Foremost among those foundations is the concept of merit. Naturally, the AIJA does not reject the concept of merit altogether. Had it done so, no one would have taken seriously anything that it said. The trouble is that the AIJA make a series of observations about merit that make me wonder if they believe in it at all. Merit is alright, it seems, but only up to a point. Thus it is said that ‘merit comes in many forms’ and what we really need is ‘a wider concept of merit’ which must mean wider than the concept of merit we apply at the present. And the concept of merit we apply at the present, which the AIJA clearly does not like, is merit ‘developed through traditional professional legal practice, especially at the bar’. In other words, if you actually work as a lawyer, know the law, have been successful at it and are recognised by the profession for the job you have done, and ‘especially’ if you have reached that standing at the practising Bar, that is apparently not enough. You are not within this magical world of the ‘wider concept of merit’ and you should not be a judge.


Thirdly, not only does the AIJA downplay the importance of this most basic of requirements, but it offers only a vague alternative which is really a formula for appointing judges who will be social reformers. I want judges to apply the law and if the law is to be changed, I want those changes to be made by the elected representatives of the people, not by unelected progressive zealots.
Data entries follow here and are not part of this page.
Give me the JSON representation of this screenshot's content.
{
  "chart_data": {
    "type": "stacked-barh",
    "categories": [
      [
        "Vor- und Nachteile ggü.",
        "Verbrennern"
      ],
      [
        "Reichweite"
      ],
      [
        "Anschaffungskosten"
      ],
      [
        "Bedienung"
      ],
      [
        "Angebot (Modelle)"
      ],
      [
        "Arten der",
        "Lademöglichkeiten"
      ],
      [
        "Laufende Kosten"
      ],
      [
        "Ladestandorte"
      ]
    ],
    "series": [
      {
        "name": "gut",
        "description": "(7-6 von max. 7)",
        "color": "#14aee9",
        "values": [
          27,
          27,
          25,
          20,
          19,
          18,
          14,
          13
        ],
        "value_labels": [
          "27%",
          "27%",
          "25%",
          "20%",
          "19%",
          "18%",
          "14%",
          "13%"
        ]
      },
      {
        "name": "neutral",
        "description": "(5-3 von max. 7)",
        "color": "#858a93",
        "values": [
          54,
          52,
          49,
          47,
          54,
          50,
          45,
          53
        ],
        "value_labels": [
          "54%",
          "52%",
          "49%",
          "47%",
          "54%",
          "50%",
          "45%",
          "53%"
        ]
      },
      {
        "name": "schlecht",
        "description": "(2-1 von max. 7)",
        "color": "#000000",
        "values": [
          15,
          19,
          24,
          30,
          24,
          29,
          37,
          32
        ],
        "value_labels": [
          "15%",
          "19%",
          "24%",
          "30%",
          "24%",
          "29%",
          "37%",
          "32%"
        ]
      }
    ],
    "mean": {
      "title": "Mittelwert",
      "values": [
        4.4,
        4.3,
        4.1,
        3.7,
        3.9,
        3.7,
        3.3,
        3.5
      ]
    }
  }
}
What, then, is this wider concept of merit? Here, we come to the new wish list of criteria, the nitty-gritty for appointment as a judge. Top of the list is the need for ‘diversity’. Judges from now on must be ‘diverse’. As the present system has given us ‘a judiciary lacking diversity’, what we are told we need is diversity in judges. Why? Because we must have ‘a diverse judiciary’ that reflects ‘the diversity of Australian society’.

The strange thing is that, important as it apparently is, we are not given a definition of ‘diverse’, so it could mean anything. It is stranger still, when we are then told that even without a definition, diversity is ‘significant’ and even stranger that, although significant, diversity ‘cannot be articulated in criteria applicable to individuals’.

We are left, then, with  a vague requirement for diversity which can only mean diversity in the sense in which the word is actually used today, being diversity of race, class, gender or any number of personal proclivities.

At best, the AIJA gives us a few clues on the alleged attributes of good judges to be found in the world of diversity. So, we are told that ‘emotion awareness’ is in. So also are ‘cultural awareness’, ‘recognising social disadvantage and equity’, ‘adapting to change, especially social change’, using social media, managing your emotions and ‘the feelings of others’ and, again, ‘emotion management skills and cultural awareness’. You will probably find no shortage of feel-good judges with all of these qualities who are in touch with their inner feelings. But they will not be impartial and dispassionate judges above the fray of public debate as they should be and applying the law without fear or favour. If we abandon traditional merit and replace it with the vaguest concept of diversity and all it implies, we will be opening the door to damaging the judiciary and, with it, yet another institution. But then, perhaps, marching through another institution is the real objective of those behind campaigns of this sort.

Until someone can articulate a better system, leave well alone.